The same pension mistakes happen every March, with savers leaving contributions too late or missing allowances, according to financial experts. The tax year ends on April 5, and acting now could significantly boost retirement savings while reducing tax bills, said pension provider Penfold. Many savers do not realize how much money they are leaving behind, according to Chris Eastwood, CEO and co-founder of Penfold. Eastwood said the same mistakes are seen every year, most are easy to fix, but only if people act before the tax-year window closes. Failing to use the allowance means missing out on free money, experts said.
Most people can receive tax relief on pension contributions up to the amount they earn each year until age 75. However, a payment made on April 4 does not guarantee it will reach the pension provider before midnight on April 5. If a contribution arrives late, it counts towards the next tax year. Unused pension allowances from the previous three tax years can be carried forward, but after April 5, any unused allowance from the 2022 to 2023 tax year disappears permanently.
People earning more than £100,000 face an effective 60% tax rate on income between £100,000 and £125,140 due to the removal of the personal allowance. Pension contributions can reduce adjusted net income and restore lost personal allowance. Non-earning partners or children can receive pension contributions with tax relief up to £2,880, which HMRC tops up to £3,600. For example, a basic rate taxpayer contributing £800 receives a £200 tax top-up.

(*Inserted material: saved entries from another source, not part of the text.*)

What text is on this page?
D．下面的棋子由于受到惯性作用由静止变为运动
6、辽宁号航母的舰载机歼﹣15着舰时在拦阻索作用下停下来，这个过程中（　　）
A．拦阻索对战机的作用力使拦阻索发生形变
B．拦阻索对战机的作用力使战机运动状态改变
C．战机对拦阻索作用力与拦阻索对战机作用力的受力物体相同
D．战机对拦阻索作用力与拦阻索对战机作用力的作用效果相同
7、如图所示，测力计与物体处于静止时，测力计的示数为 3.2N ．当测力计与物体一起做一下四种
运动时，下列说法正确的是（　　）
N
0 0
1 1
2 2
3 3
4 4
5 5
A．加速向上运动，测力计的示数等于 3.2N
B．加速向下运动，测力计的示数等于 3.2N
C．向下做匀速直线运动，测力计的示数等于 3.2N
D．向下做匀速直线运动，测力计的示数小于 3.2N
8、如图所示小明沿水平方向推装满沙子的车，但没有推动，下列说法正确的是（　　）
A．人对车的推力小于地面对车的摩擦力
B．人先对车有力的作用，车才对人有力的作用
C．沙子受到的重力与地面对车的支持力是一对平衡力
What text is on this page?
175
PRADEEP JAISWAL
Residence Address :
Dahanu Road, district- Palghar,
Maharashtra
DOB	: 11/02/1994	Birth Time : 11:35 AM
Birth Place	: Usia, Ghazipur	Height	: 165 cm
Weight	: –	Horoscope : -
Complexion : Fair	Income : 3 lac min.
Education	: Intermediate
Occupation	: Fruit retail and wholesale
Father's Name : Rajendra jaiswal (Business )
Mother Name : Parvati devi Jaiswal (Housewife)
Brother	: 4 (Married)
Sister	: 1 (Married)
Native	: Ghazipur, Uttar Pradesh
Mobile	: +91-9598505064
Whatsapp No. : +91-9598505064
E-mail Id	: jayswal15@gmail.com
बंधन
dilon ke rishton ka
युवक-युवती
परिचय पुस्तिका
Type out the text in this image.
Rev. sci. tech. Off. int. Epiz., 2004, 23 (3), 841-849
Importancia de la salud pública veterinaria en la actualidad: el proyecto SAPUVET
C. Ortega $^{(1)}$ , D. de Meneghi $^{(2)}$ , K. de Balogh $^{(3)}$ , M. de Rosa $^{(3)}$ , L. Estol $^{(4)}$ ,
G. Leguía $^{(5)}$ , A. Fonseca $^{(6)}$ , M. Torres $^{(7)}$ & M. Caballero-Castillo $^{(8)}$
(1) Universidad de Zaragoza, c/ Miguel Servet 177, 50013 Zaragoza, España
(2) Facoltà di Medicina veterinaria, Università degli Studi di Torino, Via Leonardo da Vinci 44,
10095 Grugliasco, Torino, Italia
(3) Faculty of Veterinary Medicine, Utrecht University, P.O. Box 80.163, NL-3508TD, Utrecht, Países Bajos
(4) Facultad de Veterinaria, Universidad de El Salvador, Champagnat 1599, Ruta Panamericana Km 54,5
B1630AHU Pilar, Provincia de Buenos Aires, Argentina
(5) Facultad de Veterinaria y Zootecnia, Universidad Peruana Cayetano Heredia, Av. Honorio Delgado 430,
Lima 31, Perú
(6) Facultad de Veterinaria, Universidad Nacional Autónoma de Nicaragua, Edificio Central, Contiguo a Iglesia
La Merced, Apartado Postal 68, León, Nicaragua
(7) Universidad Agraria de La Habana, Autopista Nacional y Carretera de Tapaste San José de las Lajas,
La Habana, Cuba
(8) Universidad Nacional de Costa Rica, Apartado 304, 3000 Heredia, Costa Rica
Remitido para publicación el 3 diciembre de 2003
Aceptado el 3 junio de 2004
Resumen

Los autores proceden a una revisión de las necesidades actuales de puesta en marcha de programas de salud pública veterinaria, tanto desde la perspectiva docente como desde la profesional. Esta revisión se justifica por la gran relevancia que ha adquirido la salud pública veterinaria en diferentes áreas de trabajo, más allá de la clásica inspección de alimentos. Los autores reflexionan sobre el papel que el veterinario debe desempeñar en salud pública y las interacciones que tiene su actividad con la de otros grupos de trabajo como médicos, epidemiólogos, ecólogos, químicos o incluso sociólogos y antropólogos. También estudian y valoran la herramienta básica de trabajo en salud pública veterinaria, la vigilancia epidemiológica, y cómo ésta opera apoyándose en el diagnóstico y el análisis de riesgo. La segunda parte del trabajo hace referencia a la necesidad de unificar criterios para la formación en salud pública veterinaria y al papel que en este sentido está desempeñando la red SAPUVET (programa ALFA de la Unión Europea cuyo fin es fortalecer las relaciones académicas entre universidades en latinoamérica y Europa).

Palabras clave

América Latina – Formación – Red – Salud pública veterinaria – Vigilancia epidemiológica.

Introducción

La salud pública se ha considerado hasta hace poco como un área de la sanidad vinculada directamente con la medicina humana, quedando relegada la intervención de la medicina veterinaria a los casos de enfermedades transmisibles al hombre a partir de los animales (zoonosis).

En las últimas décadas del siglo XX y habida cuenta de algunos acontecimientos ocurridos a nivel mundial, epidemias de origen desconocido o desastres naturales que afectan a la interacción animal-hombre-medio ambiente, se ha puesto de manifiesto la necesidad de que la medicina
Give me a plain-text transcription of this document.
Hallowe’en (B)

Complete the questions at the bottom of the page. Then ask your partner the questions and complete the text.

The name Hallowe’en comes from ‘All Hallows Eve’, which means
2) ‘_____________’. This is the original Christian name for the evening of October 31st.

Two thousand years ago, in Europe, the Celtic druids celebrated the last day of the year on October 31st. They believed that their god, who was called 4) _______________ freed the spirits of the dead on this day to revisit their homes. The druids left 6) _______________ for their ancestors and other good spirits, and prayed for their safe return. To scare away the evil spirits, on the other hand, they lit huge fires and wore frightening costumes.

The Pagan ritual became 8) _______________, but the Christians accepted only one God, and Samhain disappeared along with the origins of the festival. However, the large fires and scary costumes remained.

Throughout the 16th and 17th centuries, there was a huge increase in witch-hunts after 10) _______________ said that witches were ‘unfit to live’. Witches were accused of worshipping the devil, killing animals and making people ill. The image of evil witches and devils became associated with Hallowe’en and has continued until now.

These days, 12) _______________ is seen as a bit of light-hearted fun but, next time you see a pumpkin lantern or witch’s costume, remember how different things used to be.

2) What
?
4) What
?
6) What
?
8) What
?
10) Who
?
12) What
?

Many over-55s rush to take the full 25% tax-free lump sum as soon as they retire, according to new research. However, taking the full lump sum can deplete the pension pot too early if not carefully managed, said Catherine Foot, director of the Standard Life Centre for the Future of Retirement. Foot said this carries the risk of depleting the pension pot too early if not carefully managed. Two-thirds of over-55s feel confident about deciding when and how to take tax-free cash, but less confident about generating long-term income, the research found. Some retirees plan to reinvest the tax-free cash or use it to top up income while working part-time.